Neste contexto, Lane reafirmou o desejo de garantir que a inflação se estabilize na meta de 2% no médio prazo.
Ainda no discurso, Lane ressaltou que as decisões de juros do BCE devem levar em consideração não apenas a trajetória mais provável para a inflação e a economia, mas também os riscos e incertezas envolvidos, inclusive por meio do uso apropriado de análises de cenários e de sensibilidade.
Lane também defendeu a união monetária da zona do euro. Para ele, as mudanças estruturais que a Europa enfrenta podem ser interpretadas como choques comuns e, embora cada país possa enfrentar desafios específicos, forças como as revisões do equilíbrio geopolítico global, inteligência artificial (IA) e as mudanças no sistema financeiro internacional têm implicações “amplamente semelhantes em todos os Estados-Membros da União Europeia (UE)”.

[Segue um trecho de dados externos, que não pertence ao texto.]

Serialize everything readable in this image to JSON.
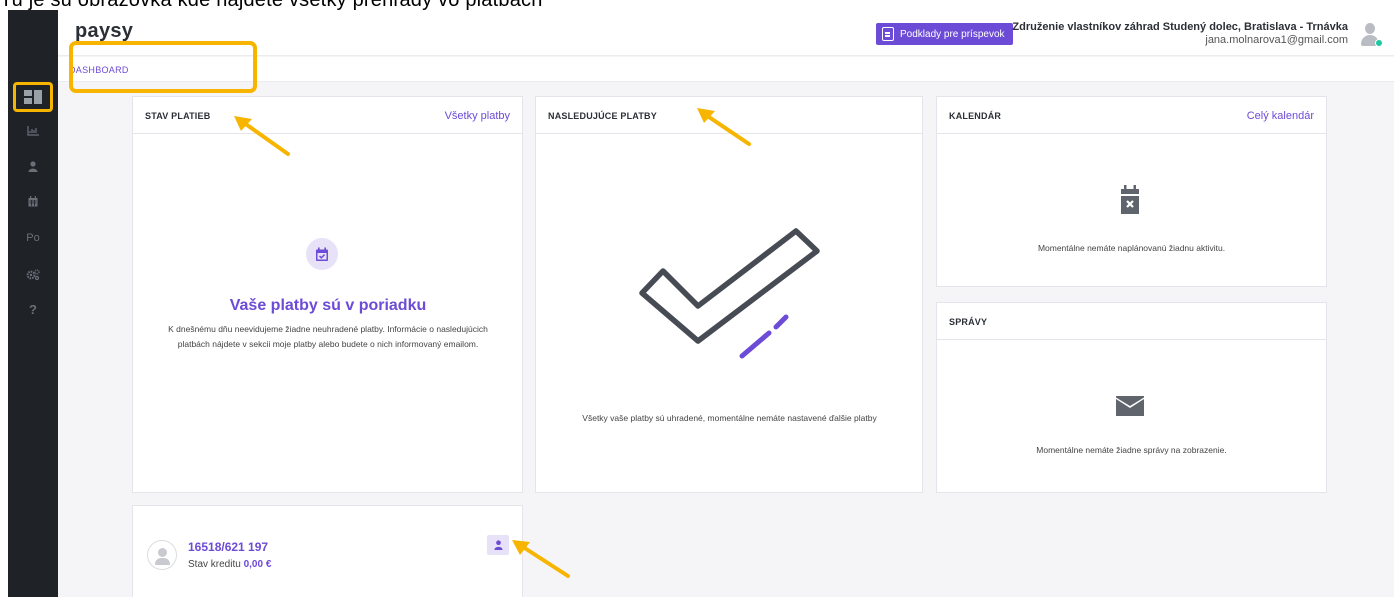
{
  "top_instruction": "Tu je sú obrazovka kde nájdete všetky prehľady vo platbách",
  "brand": {
    "logo": "paysy",
    "accent": "#6c4bd6",
    "highlight": "#f7b500",
    "sidebar_bg": "#1f2227"
  },
  "header": {
    "podklady_label": "Podklady pre príspevok",
    "org_name": "Združenie vlastníkov záhrad Studený dolec, Bratislava - Trnávka",
    "email": "jana.molnarova1@gmail.com"
  },
  "breadcrumb": "DASHBOARD",
  "sidebar": {
    "items": [
      {
        "icon": "dashboard-icon"
      },
      {
        "icon": "chart-icon"
      },
      {
        "icon": "user-icon"
      },
      {
        "icon": "calendar-icon"
      },
      {
        "icon": "po-icon",
        "label": "Po"
      },
      {
        "icon": "settings-icon"
      },
      {
        "icon": "help-icon",
        "label": "?"
      }
    ]
  },
  "stav_platieb": {
    "title": "STAV PLATIEB",
    "link": "Všetky platby",
    "heading": "Vaše platby sú v poriadku",
    "text": "K dnešnému dňu neevidujeme žiadne neuhradené platby. Informácie o nasledujúcich platbách nájdete v sekcii moje platby alebo budete o nich informovaný emailom."
  },
  "nasledujuce_platby": {
    "title": "NASLEDUJÚCE PLATBY",
    "text": "Všetky vaše platby sú uhradené, momentálne nemáte nastavené ďalšie platby"
  },
  "kalendar": {
    "title": "KALENDÁR",
    "link": "Celý kalendár",
    "text": "Momentálne nemáte naplánovanú žiadnu aktivitu."
  },
  "spravy": {
    "title": "SPRÁVY",
    "text": "Momentálne nemáte žiadne správy na zobrazenie."
  },
  "account": {
    "number": "16518/621 197",
    "credit_label": "Stav kreditu",
    "credit_value": "0,00 €"
  }
}
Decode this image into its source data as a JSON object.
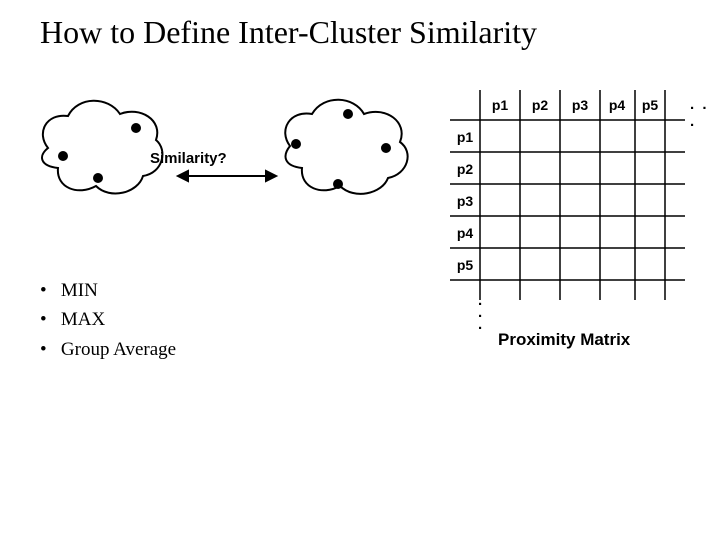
{
  "title": "How to Define Inter-Cluster Similarity",
  "similarity_label": "Similarity?",
  "bullets": {
    "items": [
      "MIN",
      "MAX",
      "Group Average"
    ]
  },
  "matrix": {
    "col_headers": [
      "p1",
      "p2",
      "p3",
      "p4",
      "p5"
    ],
    "row_headers": [
      "p1",
      "p2",
      "p3",
      "p4",
      "p5"
    ],
    "caption": "Proximity Matrix",
    "col_ellipsis": ". . .",
    "row_ellipsis": "."
  }
}
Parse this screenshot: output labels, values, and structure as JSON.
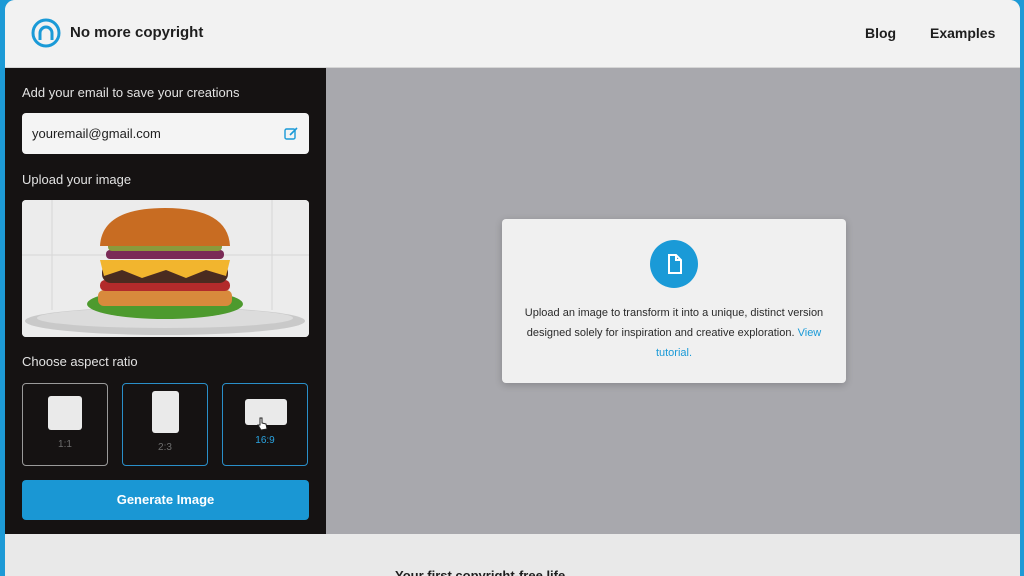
{
  "header": {
    "brand": "No more copyright",
    "nav": [
      "Blog",
      "Examples"
    ]
  },
  "sidebar": {
    "email_label": "Add your email to save your creations",
    "email_value": "youremail@gmail.com",
    "upload_label": "Upload your image",
    "ratio_label": "Choose aspect ratio",
    "ratios": [
      "1:1",
      "2:3",
      "16:9"
    ],
    "generate_label": "Generate Image"
  },
  "main": {
    "card_text": "Upload an image to transform it into a unique, distinct version designed solely for inspiration and creative exploration.",
    "card_link": "View tutorial."
  },
  "footer": {
    "partial_text": "Your first copyright-free life..."
  },
  "colors": {
    "accent": "#1a9ad7",
    "sidebar_bg": "#151212",
    "main_bg": "#a8a8ad"
  }
}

“Nessas circunstâncias, uma união monetária funciona como um mecanismo de coordenação integrado, permitindo que uma política monetária comum responda de maneira eficaz à evolução de tendências e choques comuns”, explicou Lane.
Ele acrescentou que “as mudanças estruturais identificadas são indiscutivelmente mais fáceis de gerir em um sistema monetário de maior escala“.